Bayesian modelling of mixed outcome types using random effect.
Access changed 2/25/15.
The problem of analyzing associated outcomes of mixed type arises frequently in practice. In this dissertation we develop several Bayesian models for analyzing associated discrete and continuous responses simultaneously using random effects. We also extend these models to overcome the bias in parameter estimation due to ignorance of skewness of the continuous response, a misclassified covariate, and a zero-inflated discrete response. Simulation studies indicate that our models provide good estimates of regression coefficients, response variability, and the correlation between responses. We also show that ignoring the random effects leads to a bias in parameter estimates which is magnified with increasing variability of the random effect.

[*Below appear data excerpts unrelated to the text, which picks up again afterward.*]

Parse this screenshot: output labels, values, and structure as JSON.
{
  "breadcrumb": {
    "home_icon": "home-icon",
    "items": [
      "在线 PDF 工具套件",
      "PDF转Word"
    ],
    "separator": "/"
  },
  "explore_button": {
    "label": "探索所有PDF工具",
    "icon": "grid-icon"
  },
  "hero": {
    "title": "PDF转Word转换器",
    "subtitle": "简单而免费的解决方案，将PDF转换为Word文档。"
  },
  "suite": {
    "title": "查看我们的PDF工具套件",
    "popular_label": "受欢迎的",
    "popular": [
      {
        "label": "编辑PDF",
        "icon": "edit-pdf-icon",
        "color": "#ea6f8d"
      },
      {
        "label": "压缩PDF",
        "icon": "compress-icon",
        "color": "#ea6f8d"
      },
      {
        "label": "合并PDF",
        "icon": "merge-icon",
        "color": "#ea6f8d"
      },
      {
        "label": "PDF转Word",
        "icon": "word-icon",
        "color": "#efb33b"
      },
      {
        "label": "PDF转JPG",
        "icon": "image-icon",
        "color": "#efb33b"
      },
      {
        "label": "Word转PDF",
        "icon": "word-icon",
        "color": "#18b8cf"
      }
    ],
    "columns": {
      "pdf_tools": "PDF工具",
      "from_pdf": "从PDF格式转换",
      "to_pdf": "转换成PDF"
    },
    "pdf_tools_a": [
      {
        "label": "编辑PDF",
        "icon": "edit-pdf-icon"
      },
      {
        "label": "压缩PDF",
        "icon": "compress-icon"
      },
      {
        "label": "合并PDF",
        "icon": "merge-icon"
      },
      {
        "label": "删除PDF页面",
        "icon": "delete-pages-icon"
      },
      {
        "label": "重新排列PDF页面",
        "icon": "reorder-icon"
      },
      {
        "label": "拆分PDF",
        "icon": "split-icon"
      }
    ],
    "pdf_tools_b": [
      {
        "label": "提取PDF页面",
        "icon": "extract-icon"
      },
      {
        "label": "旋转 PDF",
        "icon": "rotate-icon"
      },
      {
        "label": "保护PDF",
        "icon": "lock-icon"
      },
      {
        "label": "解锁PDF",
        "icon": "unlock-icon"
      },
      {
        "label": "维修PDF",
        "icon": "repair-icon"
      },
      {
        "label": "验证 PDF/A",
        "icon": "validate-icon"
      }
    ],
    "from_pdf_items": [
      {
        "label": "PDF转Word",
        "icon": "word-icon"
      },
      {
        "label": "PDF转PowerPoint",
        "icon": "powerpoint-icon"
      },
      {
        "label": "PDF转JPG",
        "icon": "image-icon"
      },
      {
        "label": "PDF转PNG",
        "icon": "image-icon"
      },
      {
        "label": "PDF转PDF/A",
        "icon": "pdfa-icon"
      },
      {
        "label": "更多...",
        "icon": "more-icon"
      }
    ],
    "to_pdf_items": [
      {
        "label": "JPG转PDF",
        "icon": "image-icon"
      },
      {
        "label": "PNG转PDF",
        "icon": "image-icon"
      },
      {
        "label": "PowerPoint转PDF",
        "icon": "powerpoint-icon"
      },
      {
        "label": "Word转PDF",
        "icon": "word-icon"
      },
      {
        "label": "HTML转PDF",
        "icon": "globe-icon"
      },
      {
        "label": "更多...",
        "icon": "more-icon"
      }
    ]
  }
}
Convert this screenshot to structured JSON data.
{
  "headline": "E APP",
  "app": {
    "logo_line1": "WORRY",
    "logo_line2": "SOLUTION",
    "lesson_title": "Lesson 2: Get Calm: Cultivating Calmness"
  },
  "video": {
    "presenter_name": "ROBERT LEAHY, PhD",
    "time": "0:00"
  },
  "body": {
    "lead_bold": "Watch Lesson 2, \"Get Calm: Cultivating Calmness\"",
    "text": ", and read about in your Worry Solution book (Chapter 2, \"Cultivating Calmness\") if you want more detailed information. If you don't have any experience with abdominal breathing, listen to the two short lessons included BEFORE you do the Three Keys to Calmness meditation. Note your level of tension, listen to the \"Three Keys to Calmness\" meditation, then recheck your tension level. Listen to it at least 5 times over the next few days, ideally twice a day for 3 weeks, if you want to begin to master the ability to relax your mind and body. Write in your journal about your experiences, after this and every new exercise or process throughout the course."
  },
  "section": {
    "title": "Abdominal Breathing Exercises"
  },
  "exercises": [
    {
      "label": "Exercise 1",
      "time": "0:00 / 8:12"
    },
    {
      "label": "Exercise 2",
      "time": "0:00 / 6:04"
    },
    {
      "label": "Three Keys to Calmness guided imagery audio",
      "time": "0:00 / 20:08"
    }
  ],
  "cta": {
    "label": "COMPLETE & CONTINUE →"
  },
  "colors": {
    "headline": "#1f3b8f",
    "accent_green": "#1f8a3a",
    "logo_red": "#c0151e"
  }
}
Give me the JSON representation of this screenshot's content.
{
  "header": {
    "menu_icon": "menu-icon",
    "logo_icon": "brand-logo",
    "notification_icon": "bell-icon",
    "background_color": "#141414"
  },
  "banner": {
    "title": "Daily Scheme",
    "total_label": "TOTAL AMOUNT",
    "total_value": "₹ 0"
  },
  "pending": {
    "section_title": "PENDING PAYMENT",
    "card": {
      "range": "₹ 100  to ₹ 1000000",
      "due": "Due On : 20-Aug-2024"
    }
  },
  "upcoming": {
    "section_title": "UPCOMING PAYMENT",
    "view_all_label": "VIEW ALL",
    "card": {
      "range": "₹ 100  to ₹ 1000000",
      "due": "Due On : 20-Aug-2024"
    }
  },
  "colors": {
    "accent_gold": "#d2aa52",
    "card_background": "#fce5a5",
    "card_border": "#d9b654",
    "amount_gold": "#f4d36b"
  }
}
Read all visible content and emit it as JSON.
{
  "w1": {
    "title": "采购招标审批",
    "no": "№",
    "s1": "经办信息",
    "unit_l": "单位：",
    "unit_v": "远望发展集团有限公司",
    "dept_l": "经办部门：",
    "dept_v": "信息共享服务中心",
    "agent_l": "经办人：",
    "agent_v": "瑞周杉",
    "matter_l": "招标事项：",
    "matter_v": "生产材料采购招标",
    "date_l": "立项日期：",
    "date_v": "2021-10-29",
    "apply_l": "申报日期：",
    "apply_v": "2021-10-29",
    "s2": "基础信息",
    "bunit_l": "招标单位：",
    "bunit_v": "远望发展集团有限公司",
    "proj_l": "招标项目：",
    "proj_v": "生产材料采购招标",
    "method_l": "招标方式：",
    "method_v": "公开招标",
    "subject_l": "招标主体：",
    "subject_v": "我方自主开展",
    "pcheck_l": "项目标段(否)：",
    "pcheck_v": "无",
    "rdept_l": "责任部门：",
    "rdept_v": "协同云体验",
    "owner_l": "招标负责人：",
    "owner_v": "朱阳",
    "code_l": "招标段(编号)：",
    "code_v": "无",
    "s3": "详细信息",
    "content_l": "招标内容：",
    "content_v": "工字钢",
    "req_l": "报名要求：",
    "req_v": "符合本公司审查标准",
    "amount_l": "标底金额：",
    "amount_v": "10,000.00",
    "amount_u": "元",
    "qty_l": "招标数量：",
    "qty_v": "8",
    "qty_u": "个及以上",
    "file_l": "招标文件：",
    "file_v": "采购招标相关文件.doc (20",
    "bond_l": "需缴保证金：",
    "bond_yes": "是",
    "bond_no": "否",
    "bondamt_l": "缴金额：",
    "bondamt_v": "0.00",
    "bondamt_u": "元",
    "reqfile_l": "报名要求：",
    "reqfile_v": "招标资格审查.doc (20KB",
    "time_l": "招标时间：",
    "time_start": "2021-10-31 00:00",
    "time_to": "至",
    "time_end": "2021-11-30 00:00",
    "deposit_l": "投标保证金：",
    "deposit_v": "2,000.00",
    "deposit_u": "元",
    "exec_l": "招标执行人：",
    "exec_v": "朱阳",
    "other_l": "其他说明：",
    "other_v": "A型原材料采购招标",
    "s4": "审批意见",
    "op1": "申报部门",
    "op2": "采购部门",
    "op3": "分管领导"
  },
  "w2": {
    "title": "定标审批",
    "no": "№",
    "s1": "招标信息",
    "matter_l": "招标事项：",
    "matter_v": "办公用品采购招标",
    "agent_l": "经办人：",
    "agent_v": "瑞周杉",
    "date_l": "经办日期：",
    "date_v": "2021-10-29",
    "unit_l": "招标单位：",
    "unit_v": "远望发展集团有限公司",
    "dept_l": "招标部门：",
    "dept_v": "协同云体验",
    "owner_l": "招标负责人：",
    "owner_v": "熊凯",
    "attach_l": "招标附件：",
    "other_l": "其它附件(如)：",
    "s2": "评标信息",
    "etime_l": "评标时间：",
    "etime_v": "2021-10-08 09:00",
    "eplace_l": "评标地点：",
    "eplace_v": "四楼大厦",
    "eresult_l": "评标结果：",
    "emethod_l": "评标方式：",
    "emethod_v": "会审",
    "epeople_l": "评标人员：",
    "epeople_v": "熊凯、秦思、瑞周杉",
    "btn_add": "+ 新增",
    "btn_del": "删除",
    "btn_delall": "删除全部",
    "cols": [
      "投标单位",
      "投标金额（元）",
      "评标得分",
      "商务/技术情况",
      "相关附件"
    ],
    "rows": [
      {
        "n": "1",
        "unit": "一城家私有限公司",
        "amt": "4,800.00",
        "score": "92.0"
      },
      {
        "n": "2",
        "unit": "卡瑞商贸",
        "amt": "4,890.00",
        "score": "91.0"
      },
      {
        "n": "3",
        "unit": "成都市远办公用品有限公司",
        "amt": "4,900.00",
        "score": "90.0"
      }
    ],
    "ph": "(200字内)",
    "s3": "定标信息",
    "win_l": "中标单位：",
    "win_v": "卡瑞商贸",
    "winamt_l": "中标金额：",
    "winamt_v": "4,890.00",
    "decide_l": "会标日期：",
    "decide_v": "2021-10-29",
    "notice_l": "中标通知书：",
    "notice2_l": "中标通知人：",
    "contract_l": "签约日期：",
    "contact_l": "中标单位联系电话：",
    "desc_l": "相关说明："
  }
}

Comparison to corresponding likelihood methods suggests that the Bayesian Poisson-normal (PN) model takes clear advantage of prior information when available, and performs similarly when relatively non-informative priors are used. A Bayesian sample size determination method is also developed. We make three extensions to the PN model accounting for three complications common to Poisson-normal (PN) regression: continuous responses exhibiting skewness, potential misclassification in a binary covariate (MisPSN model), and excess zeros in the Poisson counts (ZipPSN model). Simulation studies are performed for these models, and the results show that ignoring these complications result in estimated regression coefficients further from the truth when compared to the models that accounted for these complications. For the MisPSN model, we study the attenuation of the regression parameters caused by the misclassified covariate. For the ZipPSN model, we discuss how zero-inflation influences parameter estimation. Finally, we compare the PN model to a model using two separate but correlated random effects. In simulation studies we find there is little advantage to the more complicated model.